Souvenons-nous que le jugement de Salomon n’était pas un jugement gris qui aurait pu donner deux mères à un seul enfant, mais une ruse pour trouver la mère véritable.

De même en laïcité, un juge doit dire à une religion qu’elle doit renoncer à son absolutisme culturel, social ou politique, même limité à un quartier ou à l’intérieur d’une seule famille. Le jugement des hommes doit s’imposer à la moindre règle prétendue de Dieu contenue dans les textes sacrés. Parce que ces derniers nient à la fois la démocratie, l’égalité homme-femme et la primauté de la raison humaine. Il est là l’élévation ou la hauteur juridique où le droit doit se maintenir. La valeur précède le droit qui ensuite la régule.

« L’équilibre à établir entre volonté générale et respect des droits fondamentaux de la personne » nous dit M. Leclair. Encore là, le mot « équilibre » n’est guère convainquant car il n’a aucune base, sauf le pif de l’à-peu près, pour s’imposer d’évidence à la raison claire.

Le code de sécurité routière nous refuse cet imprécis et douteux « équilibre » entre la conduite d’un véhicule et notre ébriété (facultés affaiblies). De même en religion, ou en ce surfait droit « liberté de religion », un législateur et un juge n’ont pas à trouver un « équilibre » entre une idée médiévale et une idée moderne, une dérive mystique et un discours raisonné, une extravagance et une action de bon sens, une élucubration métaphysique et une connaissance scientifique ou même empirique.

Quelle action constitutionnelle erronée d’avoir érigé une simple opinion métaphysique en droit ? Si le droit reconnait déjà la réalité du « fol enchérisseur » (CCQ,1765)), il est capable de le percevoir en d’autres domaines.

S’il manque de vigilance ou de perspicacité, notre droit (qui se pique de ne pas s’instruire aux autres sciences humaines) devra bientôt, selon sa propre règle assez paresseuse de suivre la jurisprudence d’autres tribunaux, reconnaître la Foi guérisseuse qui envoie à la mort des enfants malades à qui leurs parents en Idaho, pour cause religieuse, refusent les vaccins et les soins médicaux modernes.

Le droit de naguère justifia les camps, l’infériorité des femmes, les sorcières brûlées vives, le terrorisme d’État. Il était là, à ces époques affreuses, « l’équilibre entre la volonté générale et les droits de la personne » croyante, prolétarienne ou aryenne.
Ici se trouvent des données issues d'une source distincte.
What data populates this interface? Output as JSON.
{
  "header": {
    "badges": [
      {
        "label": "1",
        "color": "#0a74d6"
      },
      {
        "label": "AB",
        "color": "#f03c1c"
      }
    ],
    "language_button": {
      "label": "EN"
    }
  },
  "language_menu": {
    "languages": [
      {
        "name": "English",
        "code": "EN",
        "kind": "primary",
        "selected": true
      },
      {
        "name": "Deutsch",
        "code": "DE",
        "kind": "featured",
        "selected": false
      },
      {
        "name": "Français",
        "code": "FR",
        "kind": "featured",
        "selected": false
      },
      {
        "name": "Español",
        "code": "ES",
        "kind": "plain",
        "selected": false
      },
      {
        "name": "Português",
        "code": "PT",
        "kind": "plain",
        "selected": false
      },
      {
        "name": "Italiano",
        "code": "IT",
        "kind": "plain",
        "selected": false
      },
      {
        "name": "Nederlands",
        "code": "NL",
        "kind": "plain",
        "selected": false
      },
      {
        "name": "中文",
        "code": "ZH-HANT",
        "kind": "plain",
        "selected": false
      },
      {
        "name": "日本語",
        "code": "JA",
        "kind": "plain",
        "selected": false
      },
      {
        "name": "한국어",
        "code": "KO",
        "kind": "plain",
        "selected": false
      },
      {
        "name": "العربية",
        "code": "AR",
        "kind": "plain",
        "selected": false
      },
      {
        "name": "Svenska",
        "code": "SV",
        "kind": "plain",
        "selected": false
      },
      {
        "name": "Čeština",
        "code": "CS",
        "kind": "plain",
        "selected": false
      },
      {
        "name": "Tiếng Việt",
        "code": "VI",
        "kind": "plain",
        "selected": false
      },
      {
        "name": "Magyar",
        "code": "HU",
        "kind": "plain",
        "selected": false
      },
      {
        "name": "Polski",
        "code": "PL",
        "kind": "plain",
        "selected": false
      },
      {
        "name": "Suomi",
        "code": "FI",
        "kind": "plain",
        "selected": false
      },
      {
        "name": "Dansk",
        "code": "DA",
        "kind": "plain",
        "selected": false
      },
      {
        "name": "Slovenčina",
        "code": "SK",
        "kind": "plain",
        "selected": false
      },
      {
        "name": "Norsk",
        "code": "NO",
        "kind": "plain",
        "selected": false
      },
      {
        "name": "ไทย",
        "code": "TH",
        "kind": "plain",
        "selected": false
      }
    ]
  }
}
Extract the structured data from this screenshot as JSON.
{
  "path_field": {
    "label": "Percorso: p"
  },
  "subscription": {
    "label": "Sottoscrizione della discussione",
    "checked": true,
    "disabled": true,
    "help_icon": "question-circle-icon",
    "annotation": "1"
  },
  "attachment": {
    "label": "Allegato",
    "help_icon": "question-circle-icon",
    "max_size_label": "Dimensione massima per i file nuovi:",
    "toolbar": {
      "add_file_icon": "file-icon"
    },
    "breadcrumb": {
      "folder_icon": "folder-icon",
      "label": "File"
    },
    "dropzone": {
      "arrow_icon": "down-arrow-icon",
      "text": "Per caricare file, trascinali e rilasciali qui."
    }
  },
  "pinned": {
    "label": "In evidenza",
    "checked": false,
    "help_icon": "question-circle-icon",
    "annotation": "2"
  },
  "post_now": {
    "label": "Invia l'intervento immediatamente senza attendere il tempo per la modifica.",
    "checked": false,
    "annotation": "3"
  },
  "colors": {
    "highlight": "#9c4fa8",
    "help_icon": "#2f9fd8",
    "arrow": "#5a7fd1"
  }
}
Tous voient ici l’erreur gravissime d’amalgamer la personne avec sa classe sociale, sa nation ou sa religion. Le même erreur se poursuit dans le concept même de « liberté de religion » car on y amalgame la personne et sa croyance. N’existent plus que des juifs, chrétiens ou musulmans qui contestent au « citoyen libre et démocratique » sa primauté dans la constitution de notre pays, et obligatoire si nous voulons des jugements de Cour cohérents.

Faut-il rire en lisant : « Les juges doivent faire preuve de jugement ». Et en double par : [s’ils en manquent existent] « les tribunaux d’appel ». Double tautologie pathétique qui nous apprend que la formation juridique n’est pas suffisante pour débattre et conclure en laïcité.
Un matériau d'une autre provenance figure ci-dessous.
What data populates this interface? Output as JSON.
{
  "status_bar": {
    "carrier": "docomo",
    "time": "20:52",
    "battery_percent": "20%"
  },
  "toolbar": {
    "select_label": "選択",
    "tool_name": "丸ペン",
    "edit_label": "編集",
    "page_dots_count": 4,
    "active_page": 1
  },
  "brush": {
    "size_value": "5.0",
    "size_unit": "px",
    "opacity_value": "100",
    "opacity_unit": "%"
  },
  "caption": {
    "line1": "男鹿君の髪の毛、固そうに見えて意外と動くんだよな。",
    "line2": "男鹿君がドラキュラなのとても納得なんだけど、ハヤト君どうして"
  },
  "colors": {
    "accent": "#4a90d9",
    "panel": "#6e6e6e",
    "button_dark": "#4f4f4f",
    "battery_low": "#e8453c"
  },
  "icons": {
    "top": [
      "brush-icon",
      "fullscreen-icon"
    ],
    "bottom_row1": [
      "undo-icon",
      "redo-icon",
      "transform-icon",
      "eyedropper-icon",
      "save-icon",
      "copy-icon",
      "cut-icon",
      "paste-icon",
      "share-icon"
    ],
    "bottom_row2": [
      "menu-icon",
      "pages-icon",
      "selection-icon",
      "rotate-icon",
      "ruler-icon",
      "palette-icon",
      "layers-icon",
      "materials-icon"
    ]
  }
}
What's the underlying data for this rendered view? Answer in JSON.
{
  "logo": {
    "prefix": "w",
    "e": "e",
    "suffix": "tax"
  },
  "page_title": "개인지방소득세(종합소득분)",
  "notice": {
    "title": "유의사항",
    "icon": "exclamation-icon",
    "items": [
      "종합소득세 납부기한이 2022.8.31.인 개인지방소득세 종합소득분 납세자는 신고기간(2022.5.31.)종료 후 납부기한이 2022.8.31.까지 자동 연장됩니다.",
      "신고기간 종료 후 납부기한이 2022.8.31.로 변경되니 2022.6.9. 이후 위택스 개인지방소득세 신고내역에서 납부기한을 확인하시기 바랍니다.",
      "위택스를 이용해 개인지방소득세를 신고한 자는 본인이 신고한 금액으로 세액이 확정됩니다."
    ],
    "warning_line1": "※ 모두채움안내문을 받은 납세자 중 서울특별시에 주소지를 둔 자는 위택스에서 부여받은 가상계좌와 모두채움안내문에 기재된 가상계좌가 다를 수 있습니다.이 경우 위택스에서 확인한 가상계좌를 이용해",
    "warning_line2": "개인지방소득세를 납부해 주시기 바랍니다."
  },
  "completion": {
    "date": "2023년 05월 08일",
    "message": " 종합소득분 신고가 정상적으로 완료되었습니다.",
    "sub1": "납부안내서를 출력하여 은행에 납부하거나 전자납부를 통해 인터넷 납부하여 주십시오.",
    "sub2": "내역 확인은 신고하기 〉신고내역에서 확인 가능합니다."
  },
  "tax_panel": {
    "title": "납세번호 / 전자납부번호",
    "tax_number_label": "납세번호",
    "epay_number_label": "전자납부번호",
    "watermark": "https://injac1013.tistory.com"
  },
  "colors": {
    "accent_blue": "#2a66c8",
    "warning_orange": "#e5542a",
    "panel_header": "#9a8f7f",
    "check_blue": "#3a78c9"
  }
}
La laïcité, c’est la religion mise hors de l’État, et reléguée dans leurs seuls lieux de culte respectifs (comme l’est au domicile l’alcool pour qui veut s’en saouler). Laïcité impeccable, sans privilèges injustifiés que sont les actuelles exemptions fiscales et l’accès (délétère) aux enfants mineurs dont on viole la liberté de conscience en formation.

Il n’y a pas de place pour « l’équilibre » entre un violeur et un tout jeune violé, entre un abuseur et sa victime, entre un contribuable honnête et un filou exempté.

Il est là le bon ordre public, l’intelligence des Lumières et le progrès de la modernité.